Geçen akşam TRT 2’de 'Obvilion Verses' diye bir film izledim. Olaylar Şili’de, darbe döneminin sonlarına doğru cereyan ediyor. Kapatılmaya yüz tutmuş, devrin pek çok ‘olumsuz’ anısını barındıran bir mezarlık ile onu gözeten –hafızası çok kuvvetli olup sadece isimleri hatırlamayan yahut hatırlamak istemeyen, kendisi de bir dönem hapis yatmış bir bekçi vasıtasıyla ‘Pinochet döneminden demokrasiye geçiş’ anlatılıyor diyebilirim en kaba haliyle. Bir pazar günü, milisler mezarlığı basıyor ve yanlarında getirdikleri, protestocu öğrencilerin cesetlerini mezarlıktaki morgda saklamaya girişiyorlar. Daha sonra cesetleri başka bir yere taşımaya çalışırken bir tanesini orada unutuyorlar. Genç bir kadının cesedini. Cesedi gören mezarcı onu bir insana yakışır gibi defnetmek istiyor zira ‘bu topraklar’ filmde de sürekli kızıyla ilgili bir haber var mı diye yıllarca mezarlığı ziyaret eden kadın gibi çocuklarının, sevdiklerinin dirisini geçtik, ölüsüne, kemiğine kavuşma hasretiyle ömür tüketen –geçtiğimiz günlerde koronavirüs tedbirlerine, toplanma yasağına, uymadıkları için haklarında dava açılan Cumartesi Anneleri gibi– insanlarla dolu.
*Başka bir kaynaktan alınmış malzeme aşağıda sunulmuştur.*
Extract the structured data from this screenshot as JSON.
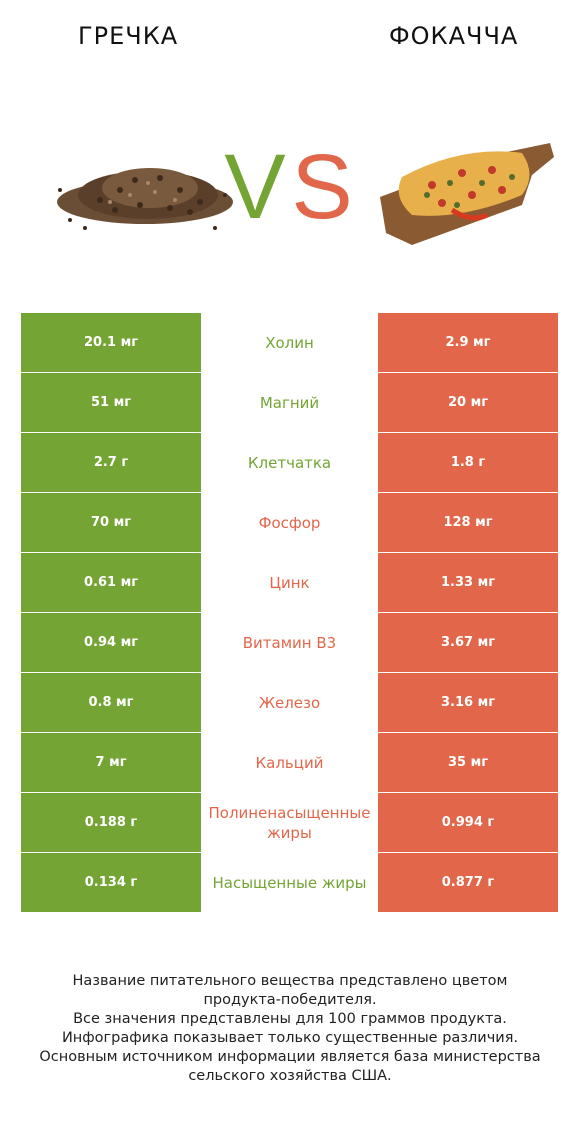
{
  "header": {
    "left_title": "ГРЕЧКА",
    "right_title": "ФОКАЧЧА",
    "vs_left": "V",
    "vs_right": "S"
  },
  "colors": {
    "left": "#74a534",
    "right": "#e2674a"
  },
  "rows": [
    {
      "left": "20.1 мг",
      "name": "Холин",
      "right": "2.9 мг",
      "winner": "left"
    },
    {
      "left": "51 мг",
      "name": "Магний",
      "right": "20 мг",
      "winner": "left"
    },
    {
      "left": "2.7 г",
      "name": "Клетчатка",
      "right": "1.8 г",
      "winner": "left"
    },
    {
      "left": "70 мг",
      "name": "Фосфор",
      "right": "128 мг",
      "winner": "right"
    },
    {
      "left": "0.61 мг",
      "name": "Цинк",
      "right": "1.33 мг",
      "winner": "right"
    },
    {
      "left": "0.94 мг",
      "name": "Витамин B3",
      "right": "3.67 мг",
      "winner": "right"
    },
    {
      "left": "0.8 мг",
      "name": "Железо",
      "right": "3.16 мг",
      "winner": "right"
    },
    {
      "left": "7 мг",
      "name": "Кальций",
      "right": "35 мг",
      "winner": "right"
    },
    {
      "left": "0.188 г",
      "name": "Полиненасыщенные жиры",
      "right": "0.994 г",
      "winner": "right"
    },
    {
      "left": "0.134 г",
      "name": "Насыщенные жиры",
      "right": "0.877 г",
      "winner": "left"
    }
  ],
  "footnote": [
    "Название питательного вещества представлено цветом",
    "продукта-победителя.",
    "Все значения представлены для 100 граммов продукта.",
    "Инфографика показывает только существенные различия.",
    "Основным источником информации является база министерства",
    "сельского хозяйства США."
  ]
}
Ölüm ilanı hazırlayıp çoğaltması için bir matbaaya veriyor. Almaya gittiğinde matbaacı birkaç gün önce vuku bulan çatışmalar nedeniyle kâğıt bulamadıklarını, ama buna karşın harika bir çözüm olarak ölüm belgesini seçim afişlerinin arkasına bastıklarını anlatıyor ona. Mezarcının nutku tutulunca üsteliyor, ‘ne de olsa arka tarafını kimse görmeyecek’ diyor, yanıt alamayınca ‘hadi, senden kâğıt parası da istemez’ diye üsteliyor tüm o âlîcenaplığıyla. Mezarcı, önde demokrasi, özgürlük vaatleriyle parti liderlerinin, arkada kızın ölüm ilanının olduğu afişi duvara yapıştırmaya çalışırken bir rüzgâr esiyor ve tüm o kâğıtları alıp götürüyor. Film boyunca defaatle şahit oluyoruz ki kendisi de başka bir ‘bu topraklara’ mensup İranlı yönetmen kör göze parmak sokmayı seviyor. Yönetmen burada izleyiciye sesleniyor ve diyor ki eldeki insan varlığının, kumaşının üç aşağı beş yukarı matbaacı gibi olduğu ‘coğrafyalarda’, ‘yel eser, umutlar savrulur gider’ ama siz yine de unutmayın ve hatırlamakta ısrarcı olun, dirilerin değilse de ölülerin hatrına.